Солнце опускалось за плоскую гряду у горизонта. Я откинул кресло, вытянул ноги и задремал. Сигнал вызова поднял меня незадолго до рассвета; был слышен только голос Дика:
— Он только что выехал, Джонни. Он и два парня с шумными пистолетами. Впрочем, теперь они вооружены по последней марсианской моде.
— Как — выехали? Посреди ночи?
— У нас уже светает, Джонни. Они поедут по световой границе.
— А — она?
— Не-е, она здесь. Так что все более-менее по-честному.
— Как бы не так! — фыркнул я. — Мозг может давать советы с любого расстояния — мы же говорим с тобой! Кстати, почему тебя не видно?
— Не видно? Что ты имеешь в виду?
— Я не вижу твоей рожи на своем экране, Дик, хотя моя техника исправна. В другой раз я бы обрадовался этому явлению, но сейчас оно меня тревожит.
— Понятия не имею. Я тебя вижу хорошо.
— Ладно, посмотрим.
— В общем, ты понял: они появятся с первыми лучами солнца.
— Да, — ответил я, оборвал связь и включил маяк. Их вездеход, конечно, и так запеленгует меня, но надо было показать, что не я их ищу в надежде напасть неожиданно, а предоставляю эту возможность им.
Все равно у них ничего не получится.
Как только солнце, маленькое и яркое, уронило свои лучи на дно Желтого моря (каменистая пустыня, собственно), я засек вездеход. Почти в ту же минуту Хельми Пак выпустил несколько залпов из лучеметов: он явно говорил в ответ, что презирает мою фору с маяком. Попасть с такого расстояния из движущейся машины невозможно, а вид испаряющихся камней не произведет впечатления и на ребенка.
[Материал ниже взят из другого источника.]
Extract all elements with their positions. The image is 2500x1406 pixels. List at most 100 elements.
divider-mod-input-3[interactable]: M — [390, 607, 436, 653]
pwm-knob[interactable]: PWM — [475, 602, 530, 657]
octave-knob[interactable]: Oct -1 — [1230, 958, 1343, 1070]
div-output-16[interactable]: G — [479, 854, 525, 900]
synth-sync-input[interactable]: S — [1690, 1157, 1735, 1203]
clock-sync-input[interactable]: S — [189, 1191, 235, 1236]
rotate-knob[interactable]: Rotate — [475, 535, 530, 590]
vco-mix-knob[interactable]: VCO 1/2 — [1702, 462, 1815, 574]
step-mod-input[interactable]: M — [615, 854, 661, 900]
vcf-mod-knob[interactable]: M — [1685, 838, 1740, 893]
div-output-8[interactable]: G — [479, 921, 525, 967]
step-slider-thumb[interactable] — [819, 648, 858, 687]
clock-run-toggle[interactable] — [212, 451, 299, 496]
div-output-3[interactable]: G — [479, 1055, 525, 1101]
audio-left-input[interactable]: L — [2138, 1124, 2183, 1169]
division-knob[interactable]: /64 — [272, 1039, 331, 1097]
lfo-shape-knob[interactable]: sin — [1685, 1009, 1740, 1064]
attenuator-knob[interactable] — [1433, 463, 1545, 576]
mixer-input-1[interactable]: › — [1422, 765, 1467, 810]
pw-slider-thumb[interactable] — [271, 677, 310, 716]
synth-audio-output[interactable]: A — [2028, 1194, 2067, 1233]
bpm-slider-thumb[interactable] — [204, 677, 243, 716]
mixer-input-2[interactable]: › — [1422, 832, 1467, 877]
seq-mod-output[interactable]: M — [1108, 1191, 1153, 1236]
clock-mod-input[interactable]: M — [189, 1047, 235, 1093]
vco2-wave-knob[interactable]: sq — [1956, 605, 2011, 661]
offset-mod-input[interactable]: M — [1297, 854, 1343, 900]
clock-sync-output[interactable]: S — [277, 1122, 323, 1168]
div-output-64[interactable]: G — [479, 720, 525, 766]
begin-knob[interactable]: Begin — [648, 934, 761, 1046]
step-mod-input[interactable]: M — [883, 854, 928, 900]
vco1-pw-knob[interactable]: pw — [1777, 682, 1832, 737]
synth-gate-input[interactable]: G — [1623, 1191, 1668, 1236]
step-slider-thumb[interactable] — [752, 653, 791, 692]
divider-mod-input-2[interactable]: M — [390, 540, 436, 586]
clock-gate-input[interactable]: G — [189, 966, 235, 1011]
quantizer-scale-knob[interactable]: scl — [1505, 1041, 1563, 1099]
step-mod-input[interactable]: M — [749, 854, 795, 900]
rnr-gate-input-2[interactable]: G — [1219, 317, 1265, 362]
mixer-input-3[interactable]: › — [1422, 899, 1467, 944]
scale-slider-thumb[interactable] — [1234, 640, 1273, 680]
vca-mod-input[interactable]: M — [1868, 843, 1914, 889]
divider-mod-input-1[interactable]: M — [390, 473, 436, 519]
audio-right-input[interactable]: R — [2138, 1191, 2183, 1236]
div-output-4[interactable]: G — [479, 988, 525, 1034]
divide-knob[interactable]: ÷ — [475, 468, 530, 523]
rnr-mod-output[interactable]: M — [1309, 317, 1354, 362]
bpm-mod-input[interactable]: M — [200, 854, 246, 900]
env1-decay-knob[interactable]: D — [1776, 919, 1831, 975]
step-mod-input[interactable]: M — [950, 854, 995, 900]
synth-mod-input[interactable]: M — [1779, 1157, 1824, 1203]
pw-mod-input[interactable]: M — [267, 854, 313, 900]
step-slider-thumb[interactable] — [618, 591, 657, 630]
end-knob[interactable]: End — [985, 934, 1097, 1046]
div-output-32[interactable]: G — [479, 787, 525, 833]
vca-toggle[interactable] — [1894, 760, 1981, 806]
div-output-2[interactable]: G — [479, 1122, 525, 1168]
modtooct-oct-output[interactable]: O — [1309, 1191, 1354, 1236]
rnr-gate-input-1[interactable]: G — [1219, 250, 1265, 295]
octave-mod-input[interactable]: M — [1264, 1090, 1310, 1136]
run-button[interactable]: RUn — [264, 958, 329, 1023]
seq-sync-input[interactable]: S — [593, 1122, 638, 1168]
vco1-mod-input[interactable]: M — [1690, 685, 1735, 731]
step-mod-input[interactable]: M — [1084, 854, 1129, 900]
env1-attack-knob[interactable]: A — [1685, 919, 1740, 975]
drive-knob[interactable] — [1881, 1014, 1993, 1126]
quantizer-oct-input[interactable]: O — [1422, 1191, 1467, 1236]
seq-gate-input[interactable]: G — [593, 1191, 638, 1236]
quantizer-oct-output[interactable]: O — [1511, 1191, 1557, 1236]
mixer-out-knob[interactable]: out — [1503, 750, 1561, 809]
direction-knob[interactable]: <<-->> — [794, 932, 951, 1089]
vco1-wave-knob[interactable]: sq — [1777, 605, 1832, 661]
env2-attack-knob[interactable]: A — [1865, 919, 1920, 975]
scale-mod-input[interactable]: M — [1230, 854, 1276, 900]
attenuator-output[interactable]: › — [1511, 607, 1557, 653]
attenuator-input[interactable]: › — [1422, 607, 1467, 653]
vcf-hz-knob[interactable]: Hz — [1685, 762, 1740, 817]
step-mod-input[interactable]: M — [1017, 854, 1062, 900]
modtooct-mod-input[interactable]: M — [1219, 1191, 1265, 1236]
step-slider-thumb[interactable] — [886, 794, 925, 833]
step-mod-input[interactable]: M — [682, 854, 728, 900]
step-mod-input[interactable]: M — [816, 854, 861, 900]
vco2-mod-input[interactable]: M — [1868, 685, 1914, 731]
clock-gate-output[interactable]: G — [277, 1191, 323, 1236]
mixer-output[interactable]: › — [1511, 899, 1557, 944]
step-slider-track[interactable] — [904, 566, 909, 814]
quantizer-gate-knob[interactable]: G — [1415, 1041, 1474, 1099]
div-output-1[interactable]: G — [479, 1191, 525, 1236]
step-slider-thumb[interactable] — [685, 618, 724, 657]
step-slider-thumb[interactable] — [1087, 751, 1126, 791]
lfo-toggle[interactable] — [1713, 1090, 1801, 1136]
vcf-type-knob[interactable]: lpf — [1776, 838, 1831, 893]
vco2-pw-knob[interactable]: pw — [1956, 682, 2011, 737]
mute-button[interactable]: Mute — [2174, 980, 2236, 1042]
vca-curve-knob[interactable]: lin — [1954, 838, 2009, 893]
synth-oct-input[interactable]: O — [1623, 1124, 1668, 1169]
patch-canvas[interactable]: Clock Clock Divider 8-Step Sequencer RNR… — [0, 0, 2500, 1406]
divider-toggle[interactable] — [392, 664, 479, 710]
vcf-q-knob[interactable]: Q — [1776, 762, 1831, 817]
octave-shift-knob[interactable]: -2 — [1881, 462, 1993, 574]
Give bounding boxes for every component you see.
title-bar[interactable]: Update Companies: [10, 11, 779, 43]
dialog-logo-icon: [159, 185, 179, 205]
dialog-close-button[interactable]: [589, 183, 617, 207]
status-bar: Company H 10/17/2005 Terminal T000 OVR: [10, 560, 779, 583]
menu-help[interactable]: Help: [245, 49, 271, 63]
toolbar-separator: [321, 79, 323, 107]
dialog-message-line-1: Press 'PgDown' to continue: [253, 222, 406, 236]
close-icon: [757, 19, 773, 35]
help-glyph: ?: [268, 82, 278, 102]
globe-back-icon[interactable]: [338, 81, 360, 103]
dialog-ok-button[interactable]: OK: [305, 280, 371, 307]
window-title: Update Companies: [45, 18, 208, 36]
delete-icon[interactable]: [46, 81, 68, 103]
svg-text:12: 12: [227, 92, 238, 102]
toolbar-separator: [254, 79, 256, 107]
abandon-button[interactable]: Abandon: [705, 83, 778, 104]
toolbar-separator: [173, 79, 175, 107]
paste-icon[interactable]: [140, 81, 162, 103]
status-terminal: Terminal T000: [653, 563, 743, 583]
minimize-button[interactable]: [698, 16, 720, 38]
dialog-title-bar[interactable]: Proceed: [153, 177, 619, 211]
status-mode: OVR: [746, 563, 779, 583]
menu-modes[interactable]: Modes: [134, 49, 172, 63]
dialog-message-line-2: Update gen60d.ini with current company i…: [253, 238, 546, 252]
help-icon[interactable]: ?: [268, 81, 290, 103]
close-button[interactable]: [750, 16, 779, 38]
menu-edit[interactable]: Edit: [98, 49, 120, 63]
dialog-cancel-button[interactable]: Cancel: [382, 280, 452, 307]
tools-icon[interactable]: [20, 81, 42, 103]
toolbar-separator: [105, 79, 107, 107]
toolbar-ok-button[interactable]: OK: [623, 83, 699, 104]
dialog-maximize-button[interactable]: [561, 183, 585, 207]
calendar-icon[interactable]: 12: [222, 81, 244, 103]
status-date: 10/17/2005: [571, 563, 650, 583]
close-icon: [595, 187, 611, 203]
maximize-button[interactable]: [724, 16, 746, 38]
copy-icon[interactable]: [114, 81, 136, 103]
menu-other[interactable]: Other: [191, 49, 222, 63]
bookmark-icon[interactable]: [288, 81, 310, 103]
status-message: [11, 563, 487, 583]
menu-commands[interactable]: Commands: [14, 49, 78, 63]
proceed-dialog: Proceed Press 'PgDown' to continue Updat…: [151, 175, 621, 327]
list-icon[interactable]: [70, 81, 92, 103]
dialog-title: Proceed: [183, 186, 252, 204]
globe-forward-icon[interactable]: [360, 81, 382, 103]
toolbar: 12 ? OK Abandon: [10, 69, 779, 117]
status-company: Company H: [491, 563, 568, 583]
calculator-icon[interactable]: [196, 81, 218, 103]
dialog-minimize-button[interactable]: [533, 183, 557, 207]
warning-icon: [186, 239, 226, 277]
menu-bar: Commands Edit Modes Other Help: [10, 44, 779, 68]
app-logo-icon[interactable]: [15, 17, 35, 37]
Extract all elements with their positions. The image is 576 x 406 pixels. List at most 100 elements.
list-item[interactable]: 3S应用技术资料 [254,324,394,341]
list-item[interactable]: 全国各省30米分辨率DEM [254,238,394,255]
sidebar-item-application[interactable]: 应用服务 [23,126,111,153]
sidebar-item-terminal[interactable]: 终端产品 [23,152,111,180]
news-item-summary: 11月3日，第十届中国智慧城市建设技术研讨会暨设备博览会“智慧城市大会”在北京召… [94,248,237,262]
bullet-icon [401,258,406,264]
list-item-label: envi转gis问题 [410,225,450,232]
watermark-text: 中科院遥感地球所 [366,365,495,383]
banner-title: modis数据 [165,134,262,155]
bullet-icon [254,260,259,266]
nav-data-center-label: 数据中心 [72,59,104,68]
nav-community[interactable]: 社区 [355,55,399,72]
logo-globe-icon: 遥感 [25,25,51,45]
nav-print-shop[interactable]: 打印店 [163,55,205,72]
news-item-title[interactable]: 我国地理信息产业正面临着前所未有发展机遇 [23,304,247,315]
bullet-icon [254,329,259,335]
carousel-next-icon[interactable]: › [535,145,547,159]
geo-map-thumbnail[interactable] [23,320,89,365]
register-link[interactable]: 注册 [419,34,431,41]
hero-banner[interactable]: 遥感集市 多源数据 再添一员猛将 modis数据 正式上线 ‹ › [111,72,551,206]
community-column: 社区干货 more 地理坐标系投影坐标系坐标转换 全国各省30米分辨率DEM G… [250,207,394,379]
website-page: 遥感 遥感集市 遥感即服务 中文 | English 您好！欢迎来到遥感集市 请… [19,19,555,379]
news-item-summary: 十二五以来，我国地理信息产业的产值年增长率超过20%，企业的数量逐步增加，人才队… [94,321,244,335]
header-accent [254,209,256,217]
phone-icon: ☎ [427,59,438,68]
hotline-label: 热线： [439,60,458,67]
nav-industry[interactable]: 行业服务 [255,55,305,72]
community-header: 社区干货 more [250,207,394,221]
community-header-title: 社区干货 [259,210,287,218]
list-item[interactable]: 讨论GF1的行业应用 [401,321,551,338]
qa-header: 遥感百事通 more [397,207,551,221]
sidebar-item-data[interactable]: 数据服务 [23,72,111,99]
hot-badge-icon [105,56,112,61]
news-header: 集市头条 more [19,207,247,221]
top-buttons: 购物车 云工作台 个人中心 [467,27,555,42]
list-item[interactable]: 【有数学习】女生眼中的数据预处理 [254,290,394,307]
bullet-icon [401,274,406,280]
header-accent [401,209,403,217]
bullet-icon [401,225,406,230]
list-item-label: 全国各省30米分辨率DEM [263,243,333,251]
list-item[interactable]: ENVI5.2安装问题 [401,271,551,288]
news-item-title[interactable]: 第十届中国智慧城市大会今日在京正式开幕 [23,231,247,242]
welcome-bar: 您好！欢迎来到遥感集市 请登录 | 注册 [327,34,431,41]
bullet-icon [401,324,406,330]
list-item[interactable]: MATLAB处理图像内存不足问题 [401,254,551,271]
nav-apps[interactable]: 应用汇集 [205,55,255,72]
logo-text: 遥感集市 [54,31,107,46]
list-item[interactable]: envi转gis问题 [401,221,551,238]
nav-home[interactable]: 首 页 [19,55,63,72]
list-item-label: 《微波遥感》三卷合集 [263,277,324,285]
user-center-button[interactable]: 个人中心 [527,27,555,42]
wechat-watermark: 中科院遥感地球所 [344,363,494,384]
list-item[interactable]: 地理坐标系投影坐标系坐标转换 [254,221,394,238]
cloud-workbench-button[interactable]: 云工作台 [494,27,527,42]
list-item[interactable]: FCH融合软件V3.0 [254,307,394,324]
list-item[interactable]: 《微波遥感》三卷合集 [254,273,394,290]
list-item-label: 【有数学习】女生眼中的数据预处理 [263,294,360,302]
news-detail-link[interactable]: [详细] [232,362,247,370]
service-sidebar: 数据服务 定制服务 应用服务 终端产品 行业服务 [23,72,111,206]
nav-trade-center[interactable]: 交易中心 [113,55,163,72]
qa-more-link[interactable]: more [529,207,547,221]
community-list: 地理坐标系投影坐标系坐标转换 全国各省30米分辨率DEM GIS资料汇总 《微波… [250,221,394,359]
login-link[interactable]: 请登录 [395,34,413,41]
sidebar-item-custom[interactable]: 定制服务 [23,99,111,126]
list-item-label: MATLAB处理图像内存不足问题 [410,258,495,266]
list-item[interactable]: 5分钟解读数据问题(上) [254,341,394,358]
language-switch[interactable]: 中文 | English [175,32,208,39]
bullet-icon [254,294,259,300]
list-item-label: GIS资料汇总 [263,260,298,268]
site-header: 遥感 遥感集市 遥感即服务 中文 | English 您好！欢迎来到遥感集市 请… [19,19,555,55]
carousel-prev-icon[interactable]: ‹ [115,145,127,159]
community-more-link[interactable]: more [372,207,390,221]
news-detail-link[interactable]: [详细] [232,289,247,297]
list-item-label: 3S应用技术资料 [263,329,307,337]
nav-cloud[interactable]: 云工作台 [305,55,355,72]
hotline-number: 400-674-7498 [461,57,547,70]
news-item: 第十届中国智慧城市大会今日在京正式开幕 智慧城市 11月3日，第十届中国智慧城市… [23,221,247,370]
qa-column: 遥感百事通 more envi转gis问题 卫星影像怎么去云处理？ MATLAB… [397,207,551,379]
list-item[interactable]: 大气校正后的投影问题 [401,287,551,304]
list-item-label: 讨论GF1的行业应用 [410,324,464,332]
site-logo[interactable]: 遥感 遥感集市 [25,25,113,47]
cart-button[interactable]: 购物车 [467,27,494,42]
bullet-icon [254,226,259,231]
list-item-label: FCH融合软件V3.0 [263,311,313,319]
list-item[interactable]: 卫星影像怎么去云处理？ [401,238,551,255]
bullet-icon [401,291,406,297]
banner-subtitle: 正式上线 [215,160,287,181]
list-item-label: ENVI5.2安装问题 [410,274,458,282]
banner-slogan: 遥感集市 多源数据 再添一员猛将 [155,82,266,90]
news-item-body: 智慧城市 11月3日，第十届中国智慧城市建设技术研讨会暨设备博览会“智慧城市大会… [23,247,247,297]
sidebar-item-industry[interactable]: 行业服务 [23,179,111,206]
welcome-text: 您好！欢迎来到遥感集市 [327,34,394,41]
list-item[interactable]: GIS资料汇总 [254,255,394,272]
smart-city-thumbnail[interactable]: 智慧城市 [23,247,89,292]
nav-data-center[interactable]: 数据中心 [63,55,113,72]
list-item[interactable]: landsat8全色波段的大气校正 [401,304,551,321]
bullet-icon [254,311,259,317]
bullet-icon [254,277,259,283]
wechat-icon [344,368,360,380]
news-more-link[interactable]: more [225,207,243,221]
Я подпустил его поближе, оставаясь в неподвижности. Уже несколько лучей отразились от защитного поля; каждое такое попадание сопровождалось предупреждающей вспышкой индикаторов и быстро разбегающейся сеткой оранжевых молний над корпусом вездехода. Сам я открыл огонь лишь когда понял, что ни один лучик не уйдет в песок.
Хельми Пак приблизился и не пошел на таран, а, продолжая часто и беспорядочно палить из всего бортового оружия, принялся обходить меня справа. Тогда я тоже тронулся с места; мы закружились в поднятой не очень меткой стрельбой пыли.
Машина Хельми Пака была не хуже моей, а моя — самая лучшая у Фридриха Шуля. Свою я долго выбирал, обкатывая все, какие имелись у старика в гараже; Хельми Пак же получил, как всегда, заплатив хорошие деньги. В общем, мы оказались на равных.